According to reports coming my way, the entertainment scene, in Dubai, is very much opening up, and buzzing again!

After a quieter few months, May is packed with entertainment and the whole scene, they say, is shifting back into full swing.

The Seven Notes band, made up of Sri Lankans, based in Dubai, are back in the spotlight, after a short hiatus, due to the ongoing Middle East problems.

On 18th April they did Legends Night at Mercure Hotel Dubai Barsha Heights; on Thursday, 9th May, they will be at the Sports Bar of the Mercure Hotel for 70s/80s Retro Night; on 6th June, they will be at Al Jadaf Dubai to provide the music for Sandun Perera live in concert … and with more dates to follow.

These events are expected to showcase the band’s evolving sound, tighter stage coordination, and stronger audience engagement.

With each performance, the band aims to refine its identity and build a loyal following within Dubai’s vibrant nightlife and event scene.

Pasindu Umayanga: The group’s new vocalist

What makes Seven Notes standout is their versatility which has made the band a dynamic and promising act.

With a growing performance calendar, new talent integration, and international ambitions, the band is definitely entering a defining phase of its journey.

Dubai’s music industry, I’m told, thrives on diversity, energy, and audience connection, with live bands playing a crucial role in elevating events—from corporate shows to private concerts.
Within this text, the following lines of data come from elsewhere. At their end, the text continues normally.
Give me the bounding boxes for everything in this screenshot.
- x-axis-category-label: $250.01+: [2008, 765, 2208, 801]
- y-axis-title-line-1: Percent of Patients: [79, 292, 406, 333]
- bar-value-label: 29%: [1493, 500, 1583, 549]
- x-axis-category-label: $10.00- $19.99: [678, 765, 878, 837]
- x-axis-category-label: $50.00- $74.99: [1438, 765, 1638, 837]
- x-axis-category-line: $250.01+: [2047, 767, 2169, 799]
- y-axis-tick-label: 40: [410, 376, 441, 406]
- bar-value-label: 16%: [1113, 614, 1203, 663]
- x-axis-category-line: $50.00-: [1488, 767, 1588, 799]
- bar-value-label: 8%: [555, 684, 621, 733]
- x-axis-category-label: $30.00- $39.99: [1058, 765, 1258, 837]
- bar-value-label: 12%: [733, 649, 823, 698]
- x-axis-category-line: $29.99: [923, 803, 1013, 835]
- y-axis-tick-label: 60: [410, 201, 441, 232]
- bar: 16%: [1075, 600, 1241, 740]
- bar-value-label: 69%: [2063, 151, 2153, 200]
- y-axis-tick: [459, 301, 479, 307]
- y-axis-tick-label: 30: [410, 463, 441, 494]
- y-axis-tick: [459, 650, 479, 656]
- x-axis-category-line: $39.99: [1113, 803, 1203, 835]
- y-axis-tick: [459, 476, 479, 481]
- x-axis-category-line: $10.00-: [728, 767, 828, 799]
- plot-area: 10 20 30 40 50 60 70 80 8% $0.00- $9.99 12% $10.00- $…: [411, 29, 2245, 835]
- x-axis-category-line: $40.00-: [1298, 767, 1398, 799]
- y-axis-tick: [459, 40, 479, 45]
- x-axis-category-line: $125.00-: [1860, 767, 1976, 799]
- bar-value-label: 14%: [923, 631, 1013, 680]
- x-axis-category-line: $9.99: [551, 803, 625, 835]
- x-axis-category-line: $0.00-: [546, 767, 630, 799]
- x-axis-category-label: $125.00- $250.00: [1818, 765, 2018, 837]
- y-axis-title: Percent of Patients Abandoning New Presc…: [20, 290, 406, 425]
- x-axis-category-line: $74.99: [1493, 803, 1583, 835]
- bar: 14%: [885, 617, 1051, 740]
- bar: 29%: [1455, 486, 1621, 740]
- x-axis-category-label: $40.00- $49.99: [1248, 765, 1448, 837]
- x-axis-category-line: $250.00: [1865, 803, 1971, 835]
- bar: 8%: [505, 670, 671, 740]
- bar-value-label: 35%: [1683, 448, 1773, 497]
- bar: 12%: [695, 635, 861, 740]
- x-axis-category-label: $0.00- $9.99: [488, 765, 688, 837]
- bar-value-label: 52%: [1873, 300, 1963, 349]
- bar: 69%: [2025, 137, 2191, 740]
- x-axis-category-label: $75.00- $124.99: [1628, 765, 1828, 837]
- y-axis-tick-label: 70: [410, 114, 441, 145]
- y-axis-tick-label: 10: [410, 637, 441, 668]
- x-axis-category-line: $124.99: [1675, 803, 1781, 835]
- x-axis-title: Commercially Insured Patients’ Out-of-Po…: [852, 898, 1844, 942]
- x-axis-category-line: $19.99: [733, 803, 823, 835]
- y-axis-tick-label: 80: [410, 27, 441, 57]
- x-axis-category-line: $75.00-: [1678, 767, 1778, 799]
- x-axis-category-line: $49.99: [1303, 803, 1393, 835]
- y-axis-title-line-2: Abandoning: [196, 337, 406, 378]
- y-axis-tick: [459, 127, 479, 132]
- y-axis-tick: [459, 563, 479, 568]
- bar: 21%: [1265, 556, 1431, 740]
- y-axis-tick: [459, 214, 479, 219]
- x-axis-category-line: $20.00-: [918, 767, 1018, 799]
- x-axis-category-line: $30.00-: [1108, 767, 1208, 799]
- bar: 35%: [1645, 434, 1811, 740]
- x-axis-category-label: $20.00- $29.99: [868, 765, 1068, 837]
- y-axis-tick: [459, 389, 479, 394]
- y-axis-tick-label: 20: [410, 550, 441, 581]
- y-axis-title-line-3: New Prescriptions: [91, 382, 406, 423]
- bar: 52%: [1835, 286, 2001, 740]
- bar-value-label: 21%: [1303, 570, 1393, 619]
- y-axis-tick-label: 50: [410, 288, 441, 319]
Against this backdrop, Seven Notes is positioning itself not just as another band, but as a performance-driven musical unit focused on consistency and growth.

Adding fresh momentum to the group is Pasindu Umayanga who joins Seven Notes as their new vocalist. This move signals a strategic upgrade—not just filling a role, but strengthening the band’s front-line presence.

Looking beyond local stages, Seven Notes is preparing for an international tour, to Korea, in July.

Bassist Niluk Uswaththa: Spokesperson for Seven Notes

According to bassist Niluk Uswaththa, taking a band abroad means: Your sound must hold up against unfamiliar audiences, your performance must translate beyond language, and your discipline must be at a professional level.

“If executed well, this tour could redefine Seven Notes from a local band into an emerging international act,” added Niluk.

He went on to say that Dubai is not an easy market. It’s saturated with highly experienced, multi-genre bands that can adapt instantly to any crowd.

“To stand out consistently you need to have tight rehearsal discipline, unique sound identity (not just covers), strong stage chemistry, audience retention – not just applause.”

No doubt, Seven Notes is entering a critical growth phase—new member, multiple shows, and an international tour on the horizon. The opportunity is real, but so is the pressure.

However, there is talk that Seven Notes will soon be a recognised name in the regional music scene.